Comet LINEAR C/2002 T7 on 2/15/2004. A composite of 7 1-minute exposures started at 1:46pm UT. Taken with Meade LXD-55 10-inch at F/4 using a Hi-SIS 22 CCD camera with a Kodak KAF-0400 chip. The field is normally 0.26 by 0.39 degrees, but is cropped slightly here. There is a 1/4 deg. tail extending beyond the fov. The magnitude was measured with the MiPS "Phot" function as 7.5.

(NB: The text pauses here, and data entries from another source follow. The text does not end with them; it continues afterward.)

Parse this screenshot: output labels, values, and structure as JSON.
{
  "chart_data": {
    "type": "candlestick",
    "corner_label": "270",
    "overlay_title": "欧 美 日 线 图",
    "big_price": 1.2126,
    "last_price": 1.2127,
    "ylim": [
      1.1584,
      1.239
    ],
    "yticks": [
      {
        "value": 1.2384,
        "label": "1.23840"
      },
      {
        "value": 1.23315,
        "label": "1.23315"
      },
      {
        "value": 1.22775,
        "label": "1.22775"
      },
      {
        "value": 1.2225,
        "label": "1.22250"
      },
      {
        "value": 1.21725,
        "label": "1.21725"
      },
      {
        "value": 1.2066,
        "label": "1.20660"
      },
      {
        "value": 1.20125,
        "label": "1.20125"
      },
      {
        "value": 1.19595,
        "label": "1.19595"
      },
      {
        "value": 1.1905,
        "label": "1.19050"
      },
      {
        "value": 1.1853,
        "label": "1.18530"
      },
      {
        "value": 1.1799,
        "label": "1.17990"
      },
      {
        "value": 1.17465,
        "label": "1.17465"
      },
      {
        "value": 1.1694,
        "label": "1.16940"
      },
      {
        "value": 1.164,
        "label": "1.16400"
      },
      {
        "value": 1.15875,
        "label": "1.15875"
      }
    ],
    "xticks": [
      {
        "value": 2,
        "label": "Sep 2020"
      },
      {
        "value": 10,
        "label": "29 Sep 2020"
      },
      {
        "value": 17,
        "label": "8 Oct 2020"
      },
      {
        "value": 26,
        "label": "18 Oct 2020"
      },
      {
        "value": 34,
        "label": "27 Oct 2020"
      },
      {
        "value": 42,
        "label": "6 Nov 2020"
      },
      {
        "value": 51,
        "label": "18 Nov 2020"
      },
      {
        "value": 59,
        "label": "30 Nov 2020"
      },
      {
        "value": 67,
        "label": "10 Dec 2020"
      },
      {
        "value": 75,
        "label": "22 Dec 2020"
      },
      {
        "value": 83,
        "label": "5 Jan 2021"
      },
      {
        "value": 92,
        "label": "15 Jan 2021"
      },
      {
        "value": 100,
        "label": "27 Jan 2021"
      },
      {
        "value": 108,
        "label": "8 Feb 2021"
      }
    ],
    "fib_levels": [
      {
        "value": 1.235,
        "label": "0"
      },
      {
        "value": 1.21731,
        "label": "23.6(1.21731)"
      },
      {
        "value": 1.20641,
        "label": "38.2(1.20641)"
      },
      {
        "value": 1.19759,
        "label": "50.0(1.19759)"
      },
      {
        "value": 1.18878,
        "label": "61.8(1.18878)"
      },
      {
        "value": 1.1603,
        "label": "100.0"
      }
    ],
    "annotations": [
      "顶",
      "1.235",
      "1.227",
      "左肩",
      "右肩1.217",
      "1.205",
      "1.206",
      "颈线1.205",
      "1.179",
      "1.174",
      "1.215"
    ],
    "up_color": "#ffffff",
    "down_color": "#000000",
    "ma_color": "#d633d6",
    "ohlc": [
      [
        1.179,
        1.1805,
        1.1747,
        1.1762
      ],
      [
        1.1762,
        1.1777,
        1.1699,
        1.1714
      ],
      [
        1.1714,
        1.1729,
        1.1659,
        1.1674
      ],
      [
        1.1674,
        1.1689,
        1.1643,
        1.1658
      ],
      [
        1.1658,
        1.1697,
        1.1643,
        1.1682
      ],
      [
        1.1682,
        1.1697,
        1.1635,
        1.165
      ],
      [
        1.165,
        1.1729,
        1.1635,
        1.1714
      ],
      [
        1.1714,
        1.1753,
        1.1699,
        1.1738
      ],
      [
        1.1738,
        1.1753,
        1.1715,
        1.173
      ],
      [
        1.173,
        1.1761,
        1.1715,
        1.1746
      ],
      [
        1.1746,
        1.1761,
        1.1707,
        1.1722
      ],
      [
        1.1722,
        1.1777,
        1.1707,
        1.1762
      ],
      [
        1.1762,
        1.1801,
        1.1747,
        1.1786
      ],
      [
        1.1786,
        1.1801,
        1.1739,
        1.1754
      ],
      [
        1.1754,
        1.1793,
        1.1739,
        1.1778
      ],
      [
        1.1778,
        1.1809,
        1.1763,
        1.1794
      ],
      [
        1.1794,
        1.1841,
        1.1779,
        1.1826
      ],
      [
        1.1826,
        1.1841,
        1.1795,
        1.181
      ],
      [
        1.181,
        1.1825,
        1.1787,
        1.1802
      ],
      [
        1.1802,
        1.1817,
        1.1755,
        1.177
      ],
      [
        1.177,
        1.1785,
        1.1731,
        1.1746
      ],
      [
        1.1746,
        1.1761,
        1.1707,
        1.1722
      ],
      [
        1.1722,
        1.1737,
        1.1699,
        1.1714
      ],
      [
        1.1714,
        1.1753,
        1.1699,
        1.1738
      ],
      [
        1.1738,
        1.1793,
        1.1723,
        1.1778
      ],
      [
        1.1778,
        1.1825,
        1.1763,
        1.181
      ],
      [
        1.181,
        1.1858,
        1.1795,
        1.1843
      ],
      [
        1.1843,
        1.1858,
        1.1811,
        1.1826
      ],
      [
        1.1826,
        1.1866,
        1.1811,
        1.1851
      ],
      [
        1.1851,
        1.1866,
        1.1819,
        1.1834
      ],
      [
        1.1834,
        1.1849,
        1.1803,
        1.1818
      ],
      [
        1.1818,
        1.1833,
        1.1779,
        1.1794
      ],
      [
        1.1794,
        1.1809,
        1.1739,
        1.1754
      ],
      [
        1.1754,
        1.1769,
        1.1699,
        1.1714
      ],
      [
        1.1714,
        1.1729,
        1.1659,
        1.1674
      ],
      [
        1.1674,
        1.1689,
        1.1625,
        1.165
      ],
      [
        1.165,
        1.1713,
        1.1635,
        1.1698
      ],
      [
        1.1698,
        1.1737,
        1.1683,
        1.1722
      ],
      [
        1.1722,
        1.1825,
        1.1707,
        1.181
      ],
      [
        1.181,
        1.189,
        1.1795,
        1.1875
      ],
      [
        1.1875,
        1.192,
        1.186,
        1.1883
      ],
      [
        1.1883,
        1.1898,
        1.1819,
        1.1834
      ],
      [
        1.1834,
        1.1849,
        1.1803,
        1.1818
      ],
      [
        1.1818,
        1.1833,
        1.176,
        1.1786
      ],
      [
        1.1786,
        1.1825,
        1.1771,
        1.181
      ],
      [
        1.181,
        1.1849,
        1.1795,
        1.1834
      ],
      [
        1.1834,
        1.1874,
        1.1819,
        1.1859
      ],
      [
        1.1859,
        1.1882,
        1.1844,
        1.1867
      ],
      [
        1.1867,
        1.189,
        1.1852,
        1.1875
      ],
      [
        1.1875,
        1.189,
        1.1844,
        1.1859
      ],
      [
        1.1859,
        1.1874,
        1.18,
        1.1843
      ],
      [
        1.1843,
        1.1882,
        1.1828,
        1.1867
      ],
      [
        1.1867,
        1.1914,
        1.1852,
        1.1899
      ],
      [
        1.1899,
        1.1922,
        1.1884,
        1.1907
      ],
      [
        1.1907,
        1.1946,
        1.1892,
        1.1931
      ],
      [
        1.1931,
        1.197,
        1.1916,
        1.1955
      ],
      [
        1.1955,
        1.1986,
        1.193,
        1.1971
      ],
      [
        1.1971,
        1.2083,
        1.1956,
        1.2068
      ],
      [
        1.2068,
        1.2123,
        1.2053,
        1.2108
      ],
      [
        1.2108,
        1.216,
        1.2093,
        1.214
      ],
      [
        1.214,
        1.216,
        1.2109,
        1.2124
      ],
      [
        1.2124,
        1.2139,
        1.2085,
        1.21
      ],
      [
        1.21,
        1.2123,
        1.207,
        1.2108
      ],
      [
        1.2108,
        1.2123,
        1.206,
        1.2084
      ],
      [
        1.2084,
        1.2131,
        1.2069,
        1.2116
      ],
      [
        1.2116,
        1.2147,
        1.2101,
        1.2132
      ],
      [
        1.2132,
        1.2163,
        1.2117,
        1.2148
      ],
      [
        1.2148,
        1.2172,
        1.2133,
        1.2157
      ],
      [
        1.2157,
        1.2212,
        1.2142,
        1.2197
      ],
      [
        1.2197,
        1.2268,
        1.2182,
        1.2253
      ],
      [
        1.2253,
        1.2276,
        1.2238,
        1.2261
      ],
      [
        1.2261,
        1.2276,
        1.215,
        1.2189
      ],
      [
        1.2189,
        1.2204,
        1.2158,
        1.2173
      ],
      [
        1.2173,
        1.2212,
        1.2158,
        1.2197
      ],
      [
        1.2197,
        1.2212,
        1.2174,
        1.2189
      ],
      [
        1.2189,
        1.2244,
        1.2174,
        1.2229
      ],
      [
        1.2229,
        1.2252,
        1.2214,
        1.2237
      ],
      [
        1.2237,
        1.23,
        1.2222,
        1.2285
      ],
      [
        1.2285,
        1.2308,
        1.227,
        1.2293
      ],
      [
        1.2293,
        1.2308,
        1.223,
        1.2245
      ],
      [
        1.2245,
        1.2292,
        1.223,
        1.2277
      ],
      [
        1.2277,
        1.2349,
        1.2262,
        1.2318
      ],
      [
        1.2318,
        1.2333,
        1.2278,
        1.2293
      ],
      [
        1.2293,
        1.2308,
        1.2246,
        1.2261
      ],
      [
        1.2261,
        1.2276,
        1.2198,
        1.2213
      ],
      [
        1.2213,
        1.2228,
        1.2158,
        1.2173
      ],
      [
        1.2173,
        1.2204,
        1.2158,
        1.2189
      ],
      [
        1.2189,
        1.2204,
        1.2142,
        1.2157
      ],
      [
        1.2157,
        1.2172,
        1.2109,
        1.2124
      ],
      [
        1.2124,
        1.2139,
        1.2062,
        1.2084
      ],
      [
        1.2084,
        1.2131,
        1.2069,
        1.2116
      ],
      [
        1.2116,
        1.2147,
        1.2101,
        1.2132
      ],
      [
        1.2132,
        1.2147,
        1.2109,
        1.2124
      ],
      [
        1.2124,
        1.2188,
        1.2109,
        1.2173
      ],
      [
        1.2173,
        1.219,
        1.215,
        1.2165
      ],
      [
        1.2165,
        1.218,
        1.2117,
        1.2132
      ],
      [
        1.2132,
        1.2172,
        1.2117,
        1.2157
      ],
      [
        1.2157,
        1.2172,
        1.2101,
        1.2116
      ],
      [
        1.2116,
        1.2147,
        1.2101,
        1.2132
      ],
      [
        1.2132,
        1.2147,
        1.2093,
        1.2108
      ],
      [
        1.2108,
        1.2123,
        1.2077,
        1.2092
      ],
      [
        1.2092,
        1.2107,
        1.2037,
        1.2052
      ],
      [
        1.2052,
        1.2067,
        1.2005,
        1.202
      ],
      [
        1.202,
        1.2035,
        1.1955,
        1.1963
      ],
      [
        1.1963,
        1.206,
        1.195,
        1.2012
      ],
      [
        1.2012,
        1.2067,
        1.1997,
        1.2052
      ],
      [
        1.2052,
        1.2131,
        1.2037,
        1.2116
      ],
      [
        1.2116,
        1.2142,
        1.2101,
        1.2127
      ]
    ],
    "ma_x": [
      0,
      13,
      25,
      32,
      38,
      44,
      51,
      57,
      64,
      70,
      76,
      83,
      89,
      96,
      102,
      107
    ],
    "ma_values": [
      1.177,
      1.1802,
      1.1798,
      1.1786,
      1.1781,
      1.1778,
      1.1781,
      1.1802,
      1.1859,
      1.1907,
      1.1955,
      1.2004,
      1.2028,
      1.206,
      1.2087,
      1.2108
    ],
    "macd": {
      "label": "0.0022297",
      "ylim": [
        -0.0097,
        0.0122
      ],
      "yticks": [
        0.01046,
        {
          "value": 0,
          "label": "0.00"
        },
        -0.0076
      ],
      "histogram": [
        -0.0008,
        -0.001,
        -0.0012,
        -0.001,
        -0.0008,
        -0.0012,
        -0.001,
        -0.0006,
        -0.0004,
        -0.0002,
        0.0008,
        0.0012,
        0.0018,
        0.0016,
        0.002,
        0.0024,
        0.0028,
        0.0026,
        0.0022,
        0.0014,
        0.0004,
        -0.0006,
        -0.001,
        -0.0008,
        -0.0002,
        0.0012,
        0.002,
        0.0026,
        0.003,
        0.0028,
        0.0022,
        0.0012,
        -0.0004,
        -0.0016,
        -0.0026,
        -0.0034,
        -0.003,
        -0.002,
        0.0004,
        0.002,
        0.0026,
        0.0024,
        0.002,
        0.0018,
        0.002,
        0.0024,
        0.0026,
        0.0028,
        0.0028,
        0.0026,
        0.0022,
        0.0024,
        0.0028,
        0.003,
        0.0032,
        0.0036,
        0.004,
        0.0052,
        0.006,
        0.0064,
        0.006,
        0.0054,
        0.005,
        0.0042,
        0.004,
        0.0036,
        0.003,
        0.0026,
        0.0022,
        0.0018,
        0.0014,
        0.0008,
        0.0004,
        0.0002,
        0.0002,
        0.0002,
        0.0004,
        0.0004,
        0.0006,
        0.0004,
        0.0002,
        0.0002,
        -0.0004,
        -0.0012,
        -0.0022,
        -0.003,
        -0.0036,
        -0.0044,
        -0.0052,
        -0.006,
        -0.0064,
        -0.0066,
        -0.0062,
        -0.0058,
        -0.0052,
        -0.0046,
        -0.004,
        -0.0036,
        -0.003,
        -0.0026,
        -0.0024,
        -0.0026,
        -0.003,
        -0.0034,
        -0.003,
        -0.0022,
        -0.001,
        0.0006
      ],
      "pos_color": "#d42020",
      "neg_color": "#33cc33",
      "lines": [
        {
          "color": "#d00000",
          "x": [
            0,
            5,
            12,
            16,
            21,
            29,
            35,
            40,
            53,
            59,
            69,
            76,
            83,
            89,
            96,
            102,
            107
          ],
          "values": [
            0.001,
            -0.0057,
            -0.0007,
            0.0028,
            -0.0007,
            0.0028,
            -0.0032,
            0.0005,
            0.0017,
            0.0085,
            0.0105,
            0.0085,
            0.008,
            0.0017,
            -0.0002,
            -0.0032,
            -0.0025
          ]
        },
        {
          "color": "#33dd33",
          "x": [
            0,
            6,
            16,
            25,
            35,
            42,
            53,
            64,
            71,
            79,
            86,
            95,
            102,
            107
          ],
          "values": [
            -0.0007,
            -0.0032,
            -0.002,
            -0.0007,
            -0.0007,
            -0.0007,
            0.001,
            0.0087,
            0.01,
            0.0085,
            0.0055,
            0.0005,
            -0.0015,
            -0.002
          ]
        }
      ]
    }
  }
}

Comet Linear intensity slice

Comet LINEAR C/2002 T7 on 12/18/2003 2:58-3:13 Universal Time (UT). MiPS can measure and graph pixel intensities along a line, and this shows their values along a line through the coma and nucleus at right angles to the solar radius vector. (Note that the length of the trace is the same as the length of the graphs' x-axis. No pixel values below 7800 are shown, because a high-value was chosen to best show the nearly point-like nuclear condensation.)

At right, comet Hale-Bopp from 2:27 to 2:29 UT on 4/01/1997. This is a 2 minute exposure on Fuji G 400 speed color print film. The lens is a 5-inch aperture f/2.0 opaque projector lens which I mounted to a Pentax camera body. The lens was found at an antique store near Mile-Hi stadium in Denver for a ridiculously low price of $10 - yet it forms nice pinpoint star images. The observing location was my residence - about 25 miles north of Denver, Colorado. Note the clumpiness of the blue ion tail streaming to the right, and the yellowish dust tail arching down to the right.